Now I don’t want to sound like a curmudgeonly old goat who refuses to embrace any new-fangled fancy-schmansy technologimical whatsits because they’re leading to our inevitable destruction – a digital hand-basket in which we are all enthusiastically riding to hell…
but oh who am I kidding, I quite enjoy sounding like that. Doom-mongering is all sorts of entertaining because if you’re right you get to say “I told you so” and if you’re wrong it doesn’t matter because nobody took you seriously in the first place anyway.
But with that being said, I’ll state for the record here that I’m just not comfortable with the level of dependence that new advancements in digital technology are pushing me into.
Let’s take music for example. It used to be, in the good ol’ days, we had to go to the store to buy music. We got a nice shrink-wrapped package that held a disc with a cool design on it and colorful liner notes with the lyrics printed out and everything. And when you took that CD home is was YOURS because you could hold it in your hand, and you could take it anywhere and play it in anybody’s car or boombox or home stereo you wanted. You could give it to your friends and get pissed as hell when they put new scratches on it. At the end of the day, come hell or high water, you could hold that CD and know, without a doubt, that Limp Bizkit’s Chocolate Starfish and the Hot Dog Flavored Water was yours to treasure as long as you possessed that 30 grams of aluminum, lacquer, and plastic.
Now we buy our music from iTunes and hope to God that whatever new extension and format it comes in isn’t packed with DRM nonsense that only lets us play it on one computer, or not be able to burn to a disc, or is a really shitty sample rate, or will commit suicide and refuse to play after X many days, or, worst of all, requires a connection to the Internet. We stream our music now from YouTube channels, Spotify, and Pandora radio. The music we “own” exists somewhere in zeros and ones and we don’t even own those. We own the right to ASK for the music to play, not the music itself.

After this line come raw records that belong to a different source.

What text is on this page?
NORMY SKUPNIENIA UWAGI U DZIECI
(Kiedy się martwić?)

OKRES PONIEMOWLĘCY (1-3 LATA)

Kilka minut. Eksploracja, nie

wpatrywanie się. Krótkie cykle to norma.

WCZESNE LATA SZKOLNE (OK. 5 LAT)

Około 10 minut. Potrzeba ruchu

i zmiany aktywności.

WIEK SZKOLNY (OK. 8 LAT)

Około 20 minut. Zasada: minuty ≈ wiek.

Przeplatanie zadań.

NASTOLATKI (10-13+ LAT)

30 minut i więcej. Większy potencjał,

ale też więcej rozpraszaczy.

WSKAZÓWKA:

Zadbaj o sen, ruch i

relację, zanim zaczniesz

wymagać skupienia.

The newest SimCity title released by EA Games requires an Internet connection to play the game. This is known as “always online digital rights management” and was incorporated into the game ostensibly to facilitate some number of the game’s unique features, but in reality, it was merely an operation to crack down on piracy. This means that if my Internet connection goes down, or worse, the company servers go down, I can’t play the game. I could own the damn thing, own a computer that could run the program, AND have an Internet connection, but if for any reason the company servers are offline, then the game will refuse to play, even though my operating system is perfectly capable of running the code all on its own, even without an internet connection.
As long as I can find a wall socket and some kind of display (tinkering with the input method notwithstanding) I can play Super Mario Brothers to my heart’s content any damn time I please. Don’t have an internet connection? No problem! Nintento goes completely out of business? No problem! I bought that game with my own money (given to me for doing my chores and mowing my parent’s lawn) and I have the right to play it whenever I like regardless of what state the company or my internet connection is in.
But if EA for whatever reason were to go out of business, then no more servers, no more service. Suddenly, everyone who dropped that 60 bucks on SimCity gets a big middle finger as every copy of the game suddenly becomes forever after unplayable. This is exactly what happened on the day of the game’s launch. Hundreds of people who had paid full price to get the game on launch day couldn’t play the title they had just purchased because EA’s servers were having some sort of conniption.
And I see it everywhere. Kindle asks you to forgo that bulky physical library. Your device can carry thousands of books! Yes, until your device breaks… then your thousand books vanish. Until you want to share one of those books with a friend. Until the power goes out and you didn’t charge your device up. Until (if your books are in some sort of “cloud”) a server error decides to delete your library, or until whoever is ACTUALLY owning and possessing that data is compromised.
If Armageddon comes tomorrow, I’ll be reading my copy of World War Z in the what I’m sure will be abundant firelight.
I pay money to POSSESS, not to BORROW.
Advancements in digital technology are quietly pushing us toward more dependency on the companies and servers and data that we do not in fact control. Data is now clouded, video games are played on external servers, programs are run remotely. Products are becoming inexplicably tied to the means by which they are purchased. What happens to your music library if iTunes or god forbid the great and powerful Apple is compromised? And the further we move into “virtual” ownership, the more power we place into the hands of those that ALLOW us to own. When ownership is empowered by that which is outside of my control, it is not real ownership at all. It is an illusion.
We are iTunes customers before and as a prerequisite to being music owners.
The more we move toward a virtual world, the more that money and time and products and relationships and media become a series of ones and zeros that exists simultaneously everywhere and nowhere, the more we must rely on the system that keeps those ones and zeroes moving. And because of the nature of the digital world, I think it is more volatile, unstable, and open to compromise than most people think.